Re: [PATCH 3/3] irqchip: renesas-rzg2l: Fix irq storm with edge trigger detection for TINT

From: Marc Zyngier
Date: Thu Sep 21 2023 - 13:51:43 EST


On Tue, 19 Sep 2023 18:06:54 +0100,
Biju Das <biju.das.jz@xxxxxxxxxxxxxx> wrote:
>
> Hi Marc Zyngier,
>
> > Subject: Re: [PATCH 3/3] irqchip: renesas-rzg2l: Fix irq storm with edge
> > trigger detection for TINT
> >
> > On Tue, 19 Sep 2023 17:32:05 +0100,
> > Biju Das <biju.das.jz@xxxxxxxxxxxxxx> wrote:
> >
> > [...]
> >
> > > > So you mean that you *already* lose interrupts across a disable
> > > > followed by an enable?
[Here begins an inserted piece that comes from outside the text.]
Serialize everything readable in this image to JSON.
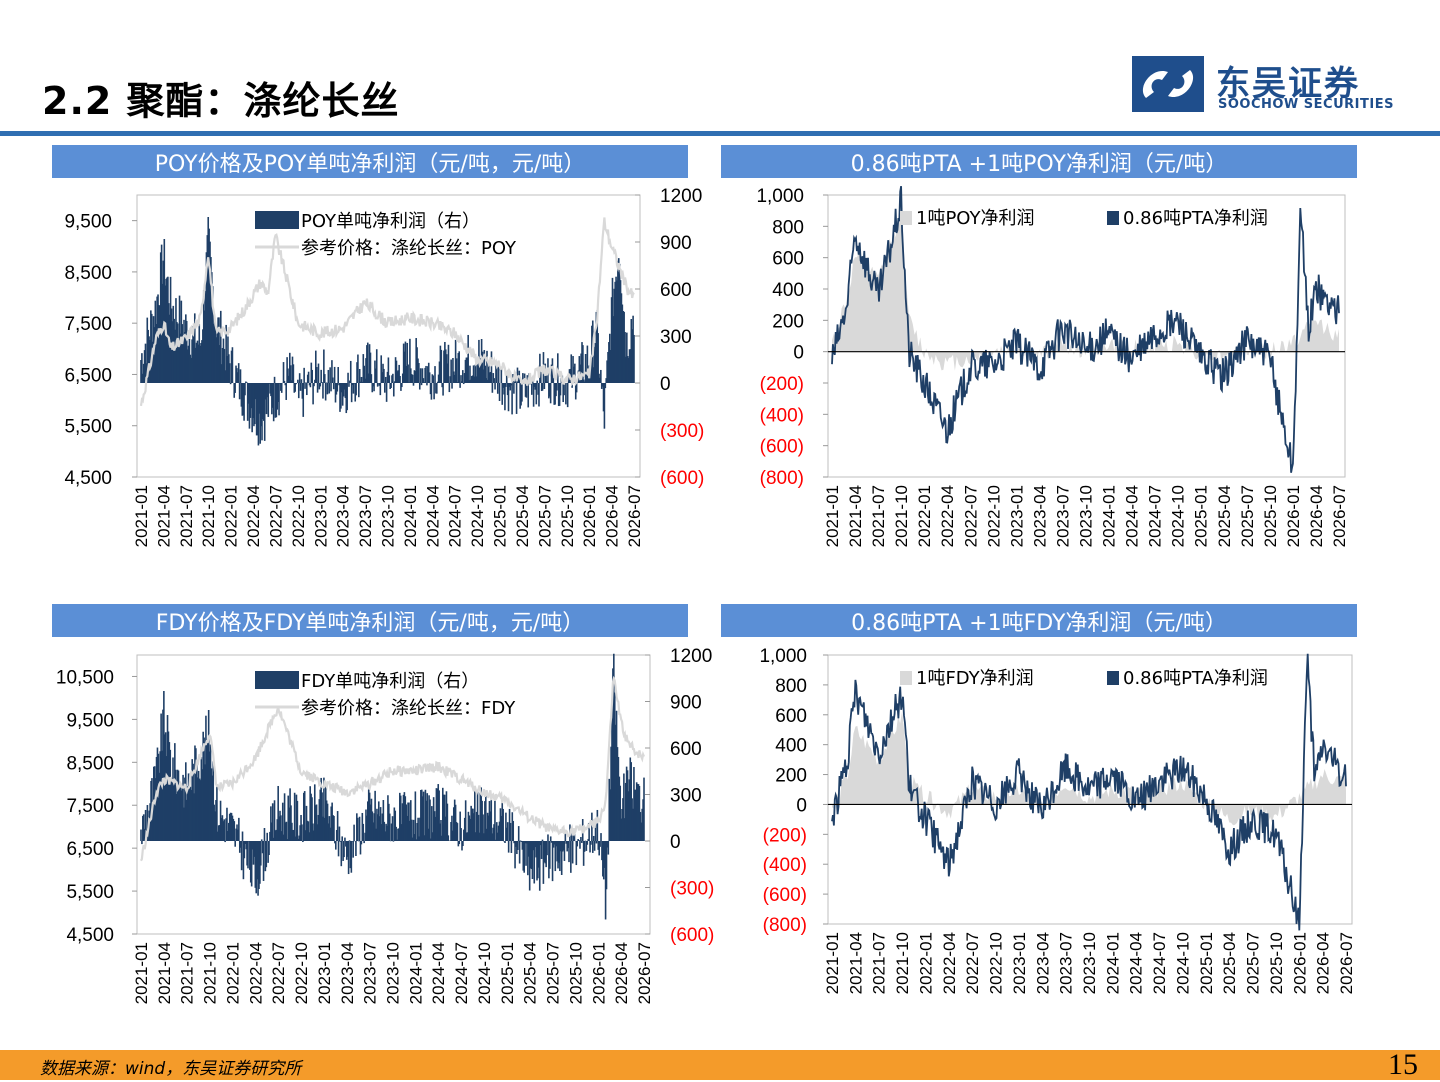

I'm slightly puzzled...
> > >
> > > There is no interrupt lost at all.
> > >
> > > Currently this patch addresses 2 issues.
> > >
> > > Scenario 1: Extra interrupt when we select TINT source on enable_irq()
> > >
> > > Getting an extra interrupt, when client drivers calls enable_irq()
> > > during probe()/resume(). In this case, the irq handler on the Client
> > > driver just clear the interrupt status bit.
> > >
> > > Issue 2: IRQ storm when we select TINT source on enable_irq()
> > >
> > > Here as well, we are getting an extra interrupt, when client drivers
> > > calls enable_irq() during probe() and this Interrupts getting
> > > generated infinitely, when the client driver calls disable_irq() in
> > > irq handler and in in work queue calling enable_irq().
> >
> > How do you know this is a spurious interrupt?
>
> We have PMOD on RZ/G2L SMARC EVK. So I connected it to GPIO pin
> and other end to ground. During the boot, I get an interrupt
> even though there is no high to low transition, when the IRQ is setup
> in the probe(). From this it is a spurious interrupt.
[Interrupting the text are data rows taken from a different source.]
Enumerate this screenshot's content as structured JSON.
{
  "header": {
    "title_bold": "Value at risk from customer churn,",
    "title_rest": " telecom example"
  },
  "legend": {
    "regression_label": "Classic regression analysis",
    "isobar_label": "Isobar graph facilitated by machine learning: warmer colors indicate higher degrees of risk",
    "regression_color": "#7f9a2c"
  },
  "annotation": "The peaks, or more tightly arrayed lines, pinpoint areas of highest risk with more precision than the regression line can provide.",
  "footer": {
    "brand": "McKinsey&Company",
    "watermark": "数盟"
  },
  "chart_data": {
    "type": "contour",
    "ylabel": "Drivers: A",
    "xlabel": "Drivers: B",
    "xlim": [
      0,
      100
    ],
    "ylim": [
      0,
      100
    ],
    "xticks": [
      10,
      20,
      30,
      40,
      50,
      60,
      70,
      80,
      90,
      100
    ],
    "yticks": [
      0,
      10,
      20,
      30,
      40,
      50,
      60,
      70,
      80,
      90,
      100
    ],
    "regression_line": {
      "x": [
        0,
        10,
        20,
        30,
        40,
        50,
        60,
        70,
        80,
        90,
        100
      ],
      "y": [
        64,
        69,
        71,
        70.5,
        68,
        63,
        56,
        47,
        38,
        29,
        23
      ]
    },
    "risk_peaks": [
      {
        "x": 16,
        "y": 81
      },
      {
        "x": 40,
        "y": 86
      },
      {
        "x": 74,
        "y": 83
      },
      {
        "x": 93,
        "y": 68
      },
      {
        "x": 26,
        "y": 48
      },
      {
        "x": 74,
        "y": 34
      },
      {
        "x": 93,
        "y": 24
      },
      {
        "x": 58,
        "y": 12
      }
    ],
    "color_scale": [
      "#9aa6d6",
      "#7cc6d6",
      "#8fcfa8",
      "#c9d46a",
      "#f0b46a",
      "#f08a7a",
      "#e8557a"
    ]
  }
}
That doesn't really handle my question. At the point of enabling the
interrupt and consuming the edge (which is what this patch does), how
do you know you can readily discard this signal? This is a genuine
question.

Spurious interrupts at boot are common. The HW resets in a funky,
unspecified state, and it's SW's job to initialise it before letting
other agents in the system use interrupts.

>
> > For all you can tell, you are
> > just consuming an edge. I absolutely don't buy this workaround, because you
> > have no context that allows you to discriminate between a real spurious
> > interrupt and a normal interrupt that lands while the interrupt line was
> > masked.
> >
> > > Currently we are not loosing interrupts, but we are getting additional
> > > Interrupt(phantom) which is causing the issue.
> >
> > If you get an interrupt at probe time in the endpoint driver, that's
> > probably because the device is not in a quiescent state when the interrupt
> > is requested. And it is probably this that needs addressing.
>
> Any pointer for addressing this issue?

Nothing but the most basic stuff: you should make sure that the
interrupt isn't enabled before you can actually handle it, and triage
it as spurious.

M.

--
Without deviation from the norm, progress is not possible.